Başbakanın maaş hakkındaki açıklamalarını nasıl buluyorsunuz ?
“Başbakan maaşlarımız hakkında doğru konuşmuyor. Önce çıktı “3000 alıyorlar” dedi sonra da çıkıp “1400 lira alıyorlar” diye düzeltti ya da düzeltme gereği duydu. Biz gaza gelip direnmiyoruz. Hükümet, başbakan önümüzde diz çöktü. Bunlar gazla olmaz. Memurlar 2 gün oturdu, 3’üncü gün bıraktılar. Biz iki aydır buradayız ve direniyoruz. İnanıyorum ki siz de, ‘ben de oradaydım’ diye ileride gurur duyacaksınız.”
“Bize direnç gücünü halk veriyor”
Mücadeledeki direnç gücünü nereden alıyorsunuz?
“Biz bu zamana kadar buradaysak, bu direnç gücünü bize öğrenciler, memurlar, halk verdiği içindir. Yurtdışından da selamlar, destekler geliyor.
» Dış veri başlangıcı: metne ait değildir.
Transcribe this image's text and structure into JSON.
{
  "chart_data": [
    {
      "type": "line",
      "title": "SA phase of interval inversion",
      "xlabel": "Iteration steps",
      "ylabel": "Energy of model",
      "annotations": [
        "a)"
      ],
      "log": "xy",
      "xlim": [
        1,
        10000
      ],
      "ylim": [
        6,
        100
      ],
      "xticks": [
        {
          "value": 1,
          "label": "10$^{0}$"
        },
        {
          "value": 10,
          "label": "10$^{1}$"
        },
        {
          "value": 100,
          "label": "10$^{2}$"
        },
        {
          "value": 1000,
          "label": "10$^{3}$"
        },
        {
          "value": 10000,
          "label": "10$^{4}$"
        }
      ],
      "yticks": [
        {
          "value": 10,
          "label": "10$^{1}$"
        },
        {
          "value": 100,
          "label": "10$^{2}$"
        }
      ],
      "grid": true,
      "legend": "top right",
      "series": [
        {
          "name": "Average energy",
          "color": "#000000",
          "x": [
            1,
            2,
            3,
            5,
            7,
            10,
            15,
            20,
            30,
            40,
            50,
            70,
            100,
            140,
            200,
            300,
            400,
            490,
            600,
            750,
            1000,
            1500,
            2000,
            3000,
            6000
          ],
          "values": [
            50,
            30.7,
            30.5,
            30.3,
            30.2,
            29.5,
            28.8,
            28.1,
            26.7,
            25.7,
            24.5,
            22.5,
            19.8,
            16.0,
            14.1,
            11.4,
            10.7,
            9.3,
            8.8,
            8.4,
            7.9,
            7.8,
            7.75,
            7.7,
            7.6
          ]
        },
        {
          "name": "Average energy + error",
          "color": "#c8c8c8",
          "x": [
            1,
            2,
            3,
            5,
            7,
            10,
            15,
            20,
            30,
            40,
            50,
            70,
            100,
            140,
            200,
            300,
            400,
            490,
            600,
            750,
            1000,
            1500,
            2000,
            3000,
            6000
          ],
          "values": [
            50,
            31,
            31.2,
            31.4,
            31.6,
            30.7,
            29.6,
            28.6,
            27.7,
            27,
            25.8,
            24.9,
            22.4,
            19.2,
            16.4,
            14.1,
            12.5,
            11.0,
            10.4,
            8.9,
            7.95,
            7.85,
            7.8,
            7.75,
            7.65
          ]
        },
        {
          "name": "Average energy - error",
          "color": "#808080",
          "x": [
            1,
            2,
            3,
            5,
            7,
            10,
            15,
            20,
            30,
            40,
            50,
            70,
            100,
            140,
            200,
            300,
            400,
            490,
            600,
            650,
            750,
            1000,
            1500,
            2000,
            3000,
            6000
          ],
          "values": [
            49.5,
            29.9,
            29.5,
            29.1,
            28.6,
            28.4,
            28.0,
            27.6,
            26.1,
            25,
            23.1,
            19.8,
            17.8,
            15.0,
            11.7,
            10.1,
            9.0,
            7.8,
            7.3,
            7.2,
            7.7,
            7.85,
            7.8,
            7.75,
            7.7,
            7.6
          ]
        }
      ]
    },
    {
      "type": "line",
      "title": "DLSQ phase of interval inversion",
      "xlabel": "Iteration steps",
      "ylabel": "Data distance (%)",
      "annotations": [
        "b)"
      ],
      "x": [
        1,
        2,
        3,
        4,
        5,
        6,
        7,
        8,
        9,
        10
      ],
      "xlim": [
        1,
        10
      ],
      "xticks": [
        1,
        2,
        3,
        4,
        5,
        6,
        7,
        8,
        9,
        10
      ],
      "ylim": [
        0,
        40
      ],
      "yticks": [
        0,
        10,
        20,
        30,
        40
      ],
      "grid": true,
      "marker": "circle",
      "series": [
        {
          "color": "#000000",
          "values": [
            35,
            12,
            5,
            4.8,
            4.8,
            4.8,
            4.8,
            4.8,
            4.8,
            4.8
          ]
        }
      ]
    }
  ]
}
Biz de savaşıyoruz, biz de onlara savaşmayı öğreteceğiz.”
“Burada Türk Kürt bir aradayız”
Bu direniş size en başta neyi öğretti?
“Türkiye son zamanlardaki olaylarla birlikte iç savaşa gidiyordu. Bunu biz yıktık. Burada Türk ve Kürt işçiler birlik halindeyiz. Bu ülkede önceleri Kürtler rahat değildi, şimdi baktığımızda Türkler de rahat değil. Kendi açımdan bakarsam ben bu mücadeleye para için geldim. Ama şimdi gözlerim açıldı. Artık çocuklarımın geleceği için mücadele ediyorum.”
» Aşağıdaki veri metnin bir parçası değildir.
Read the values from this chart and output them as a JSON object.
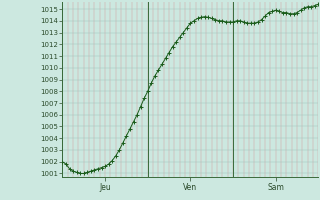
{
  "background_color": "#cce8e0",
  "plot_bg_color": "#cce8e0",
  "line_color": "#1a5c1a",
  "marker_color": "#1a5c1a",
  "grid_color_v": "#d4a0a0",
  "grid_color_h": "#a0c4bc",
  "tick_label_color": "#2a4a2a",
  "day_line_color": "#3a6a3a",
  "ylim_min": 1000.7,
  "ylim_max": 1015.6,
  "yticks": [
    1001,
    1002,
    1003,
    1004,
    1005,
    1006,
    1007,
    1008,
    1009,
    1010,
    1011,
    1012,
    1013,
    1014,
    1015
  ],
  "day_labels": [
    "Jeu",
    "Ven",
    "Sam"
  ],
  "xlim_min": 0.0,
  "xlim_max": 2.0,
  "x": [
    0.0,
    0.0278,
    0.0556,
    0.0833,
    0.1111,
    0.1389,
    0.1667,
    0.1944,
    0.2222,
    0.25,
    0.2778,
    0.3056,
    0.3333,
    0.3611,
    0.3889,
    0.4167,
    0.4444,
    0.4722,
    0.5,
    0.5278,
    0.5556,
    0.5833,
    0.6111,
    0.6389,
    0.6667,
    0.6944,
    0.7222,
    0.75,
    0.7778,
    0.8056,
    0.8333,
    0.8611,
    0.8889,
    0.9167,
    0.9444,
    0.9722,
    1.0,
    1.0278,
    1.0556,
    1.0833,
    1.1111,
    1.1389,
    1.1667,
    1.1944,
    1.2222,
    1.25,
    1.2778,
    1.3056,
    1.3333,
    1.3611,
    1.3889,
    1.4167,
    1.4444,
    1.4722,
    1.5,
    1.5278,
    1.5556,
    1.5833,
    1.6111,
    1.6389,
    1.6667,
    1.6944,
    1.7222,
    1.75,
    1.7778,
    1.8056,
    1.8333,
    1.8611,
    1.8889,
    1.9167,
    1.9444,
    1.9722,
    2.0
  ],
  "y": [
    1002.0,
    1001.8,
    1001.4,
    1001.2,
    1001.1,
    1001.0,
    1001.0,
    1001.1,
    1001.2,
    1001.3,
    1001.4,
    1001.5,
    1001.6,
    1001.8,
    1002.1,
    1002.5,
    1003.0,
    1003.6,
    1004.2,
    1004.8,
    1005.4,
    1006.0,
    1006.7,
    1007.4,
    1008.0,
    1008.7,
    1009.3,
    1009.8,
    1010.3,
    1010.8,
    1011.3,
    1011.8,
    1012.2,
    1012.6,
    1013.0,
    1013.4,
    1013.8,
    1014.0,
    1014.2,
    1014.3,
    1014.35,
    1014.3,
    1014.2,
    1014.1,
    1014.0,
    1014.0,
    1013.9,
    1013.9,
    1013.9,
    1014.0,
    1014.0,
    1013.9,
    1013.8,
    1013.8,
    1013.8,
    1013.9,
    1014.1,
    1014.4,
    1014.7,
    1014.8,
    1014.9,
    1014.8,
    1014.7,
    1014.7,
    1014.6,
    1014.6,
    1014.7,
    1014.9,
    1015.1,
    1015.2,
    1015.2,
    1015.3,
    1015.4
  ]
}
“Eskiden beş vakit namazdaydım, şimdi beş vakit komünistim”
“Tabii ki bu mücadele görüşümü de değiştirdi. Ben eskiden komünistleri Allahsız, dinsiz olarak görüyordum. Şimdi ise onlar benim Allah’ım. Dini kullanarak insanların kalbini lanetliyorlarmış, eskilerden beri hep böyle yönetiliyormuşuz. Ama şimdi öyle yağma yok, aklımız başımızda artık. Ben de komünist oldum, peki dinsiz miyim? Hayır. Biliyorsunuzdur işçi arkadaşlarımızdan bir tanesi, ‘eskiden beş vakit namazdaydım şimdi beş vakit komünistim,’ dedi. Olayları daha iyi kavradım şimdi. Komünizmin içindeki nice yenilikleri gördüm. Burada da bu güzelliği görüyorum. Ama inanın Kocaeli’ndeyken sosyalizmi yaşadım ve gerçekten inanıyorum.
“Mücadele aşktır!”
“Biz bu direnişi sonuna kadar götüreceğiz. Yarım kalan direnişten sembol olmaz. Biz yarım bırakmak istemiyoruz. Bundan sonraki davam sosyalizmdir. Sosyalizm iyi bir şey ve bedel verilmelidir. Mücadeleden korkmamalıyız. Size bir şey sormak istiyorum, ‘Mücadelede aşk var mıdır?’ Aşk zaten kendi başına bir mücadeledir.”
Polislerin direnen işçilere davranışı hakkındaki soruya ise, sessiz kalıyor Demir. Sohbetimizin ardından çadırına doğru müsaade istiyor.